If you had read no commentary about the game at all, it would be entirely possible to play through it and not plumb the depths of the commentary that Ken Levine and 2K Boston were making. BioShock can be seen as yet another pretty first-person shooter with some really neat mechanics.
Traditionally, films have been better than games at imparting moral lessons or driving home philosophical points, but Verbinski and the screenwriter will have to decide first whether the game's message is the one they wish to make, or if they even want a message at all. Ryan is a sort of Frankenstein, only the city is his monster; "BioShock" the movie could choose to keep it simple by focusing on his ambition and arrogance instead of making any larger point about free will and social constraint.
No matter how you slice it, BioShock will require some major adaptation in order to work on-screen, much more than Halo or Prince of Persia will. And these adaptations will worry many of the thousands of people who loved the game. A lot of it will come down to whether or not BioShock is seen as a setting, as a parable or as an adventure.
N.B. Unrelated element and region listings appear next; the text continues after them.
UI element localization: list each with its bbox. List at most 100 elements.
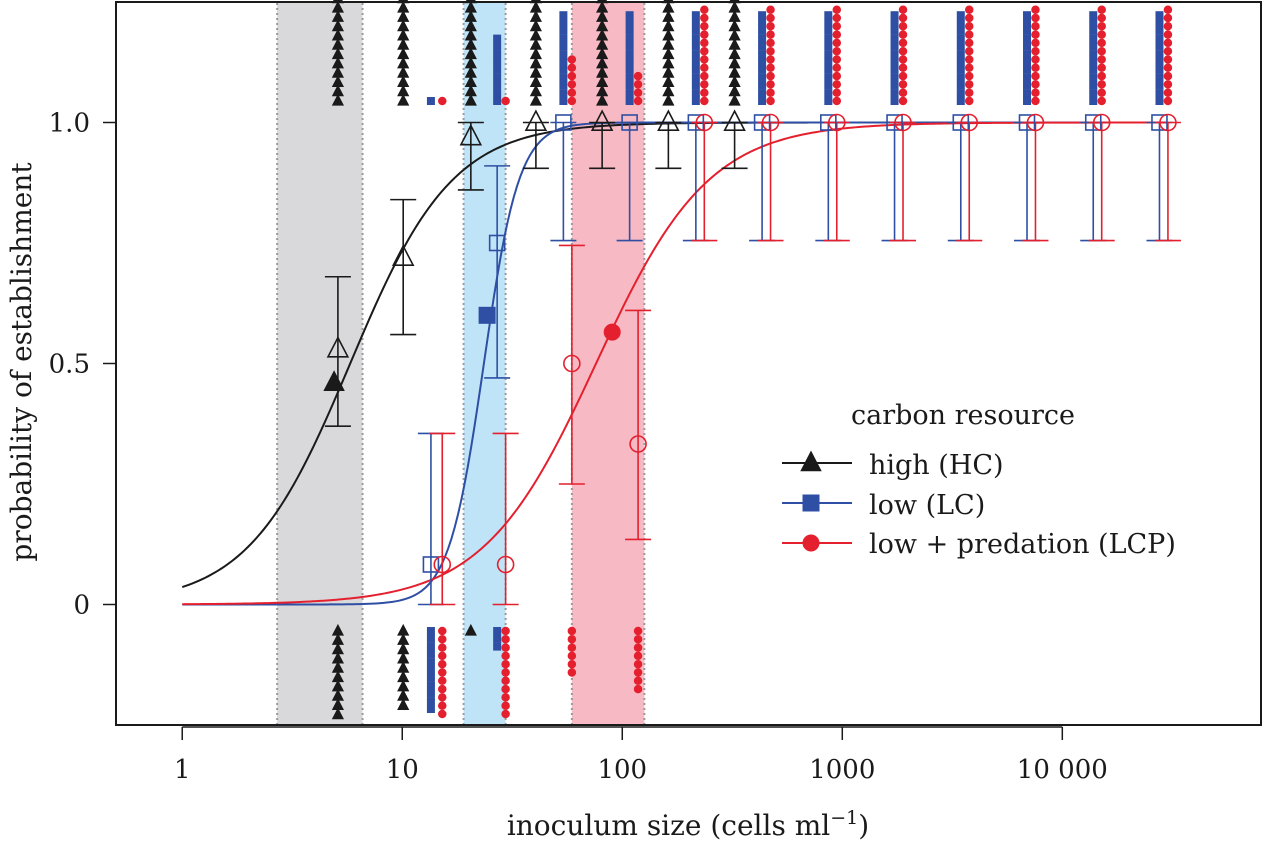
rug-up-lc: [1155, 97, 1164, 105]
rug-up-lc: [493, 50, 502, 59]
rug-up-lc: [890, 50, 899, 59]
rug-up-lcp: [964, 55, 974, 64]
rug-up-hc: [464, 19, 477, 32]
rug-up-lc: [1089, 73, 1098, 82]
rug-down-lcp: [438, 659, 447, 669]
rug-up-lcp: [1163, 30, 1173, 39]
rug-up-lc: [758, 50, 767, 59]
rug-up-hc: [662, 0, 675, 13]
rug-up-lcp: [1163, 96, 1173, 106]
rug-up-lc: [956, 42, 965, 51]
rug-up-lc: [758, 97, 767, 105]
rug-down-lcp: [633, 684, 643, 694]
rug-up-lc: [1023, 89, 1032, 98]
curve-lcp: [182, 121, 1168, 606]
errorbar-hc: [390, 198, 417, 336]
rug-down-hc: [397, 698, 410, 711]
rug-down-lcp: [438, 668, 447, 677]
point-hc: [459, 123, 483, 146]
rug-up-lcp: [766, 22, 775, 31]
rug-up-hc: [464, 28, 477, 41]
point-lc: [753, 114, 771, 131]
rug-up-lc: [625, 73, 634, 82]
rug-up-lc: [1023, 81, 1032, 90]
rug-up-lcp: [964, 71, 974, 81]
legend-title: carbon resource: [851, 400, 1075, 431]
legend-label-lc: low (LC): [869, 490, 985, 521]
point-lc: [886, 114, 903, 131]
rug-up-lcp: [832, 55, 842, 64]
rug-up-lc: [956, 11, 965, 20]
rug-up-hc: [464, 0, 477, 13]
rug-up-lcp: [766, 71, 775, 81]
rug-up-hc: [331, 75, 345, 88]
rug-up-lcp: [633, 96, 643, 106]
rug-up-lc: [493, 58, 502, 66]
rug-up-hc: [331, 28, 345, 41]
rug-up-lc: [625, 65, 634, 74]
rug-up-lc: [758, 42, 767, 51]
rug-down-hc: [464, 623, 477, 636]
rug-up-lc: [824, 34, 833, 43]
rug-up-lc: [1089, 26, 1098, 35]
rug-down-lcp: [501, 668, 510, 677]
rug-up-hc: [662, 47, 675, 60]
rug-down-lc: [426, 689, 435, 698]
rug-up-lcp: [1163, 38, 1173, 48]
rug-down-lcp: [501, 651, 510, 661]
rug-up-lcp: [1031, 22, 1040, 31]
rug-up-lcp: [438, 96, 447, 106]
rug-up-lcp: [898, 88, 908, 97]
y-tick-label: 1.0: [49, 109, 90, 139]
y-tick-label: 0.5: [49, 350, 90, 380]
rug-up-hc: [464, 56, 477, 69]
x-axis-title: inoculum size (cells ml−1): [507, 807, 869, 841]
rug-up-lcp: [633, 88, 643, 97]
point-lcp: [894, 113, 912, 132]
rug-up-lcp: [567, 80, 577, 89]
point-lcp: [761, 113, 780, 132]
rug-up-lc: [1089, 65, 1098, 74]
rug-up-hc: [529, 65, 542, 78]
rug-up-hc: [728, 28, 741, 41]
rug-up-hc: [529, 0, 542, 13]
rug-up-hc: [596, 38, 609, 50]
rug-up-lc: [493, 34, 502, 43]
rug-up-hc: [596, 28, 609, 41]
rug-up-lcp: [1031, 88, 1040, 97]
rug-down-lcp: [438, 651, 447, 661]
rug-up-lcp: [700, 13, 709, 23]
rug-up-hc: [662, 84, 675, 97]
rug-up-lcp: [832, 88, 842, 97]
rug-up-lcp: [964, 13, 974, 23]
rug-up-lc: [691, 97, 700, 105]
rug-up-lc: [1155, 19, 1164, 27]
rug-up-lc: [493, 73, 502, 82]
rug-up-lcp: [567, 96, 577, 106]
point-lcp: [1159, 113, 1177, 132]
rug-up-lcp: [964, 46, 974, 56]
rug-up-lc: [625, 26, 634, 35]
rug-up-lcp: [501, 96, 510, 106]
rug-up-lc: [559, 89, 568, 98]
point-hc: [590, 109, 614, 132]
rug-up-lcp: [832, 80, 842, 89]
errorbar-lcp: [429, 432, 456, 606]
legend-marker-lc: [802, 494, 820, 512]
rug-up-lcp: [633, 71, 643, 81]
legend-label-lcp: low + predation (LCP): [869, 529, 1176, 560]
point-hc: [723, 109, 746, 132]
point-lc: [422, 556, 440, 573]
rug-up-hc: [397, 10, 410, 22]
rug-down-lcp: [501, 643, 510, 652]
rug-up-lc: [559, 50, 568, 59]
rug-up-hc: [529, 75, 542, 88]
rug-up-lc: [559, 34, 568, 43]
rug-up-hc: [529, 10, 542, 22]
rug-up-lc: [493, 42, 502, 51]
rug-up-lcp: [964, 80, 974, 89]
x-tick-label: 1: [174, 755, 191, 785]
rug-down-lcp: [438, 684, 447, 694]
rug-down-lcp: [633, 668, 643, 677]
How Do You Deal With Plasmids?
Where the "Prince of Persia" movie can just have the hero running around and making acrobatic moves, BioShock's central mechanic involves mutation into superhero status. As fantastical as the idea of an underwater metropolis is, once you add a hand that fires bees at enemies, you are well past plausibility even in a world that is sideways to our reality.
Gamers are used to this sort of nonsense, of course. You jam your arm with magic sauce and the next thing you know you are Bee Man. In the context of the game, it works as myth -- humans transcending human nature and becoming monsters as much as gods.
If it were magic, it might work better for a mass movie audience than science-y arm goo would, but a 1950s-1960s setting doesn't lend itself to the same fantasy elements that a far future or distant past setting do. Plus you have the imagery of gaining superpowers by injecting drugs.
Verbinski, of course, turned a Disney theme park ride into a billion-dollar franchise, and partially through the expansion of magical elements to go along with the period swashbuckling and legends of the Lost Dutchman. And there are mystical elements in the Indiana Jones series, though more as deus ex machinas or MacGuffins than as central plot mechanics. You really can't have BioShock without the science run amok, so plasmids will need to be there somehow.
Tentatively scheduled for 2010, there's still a good year or so before a lot of this stuff gets finalized. Verbinski is, reportedly, a serious gamer, so he'll want to work with a script that is both true to Levine's vision and would work well on-screen. The direction that the production team takes will have long-reaching consequences for casting and the like.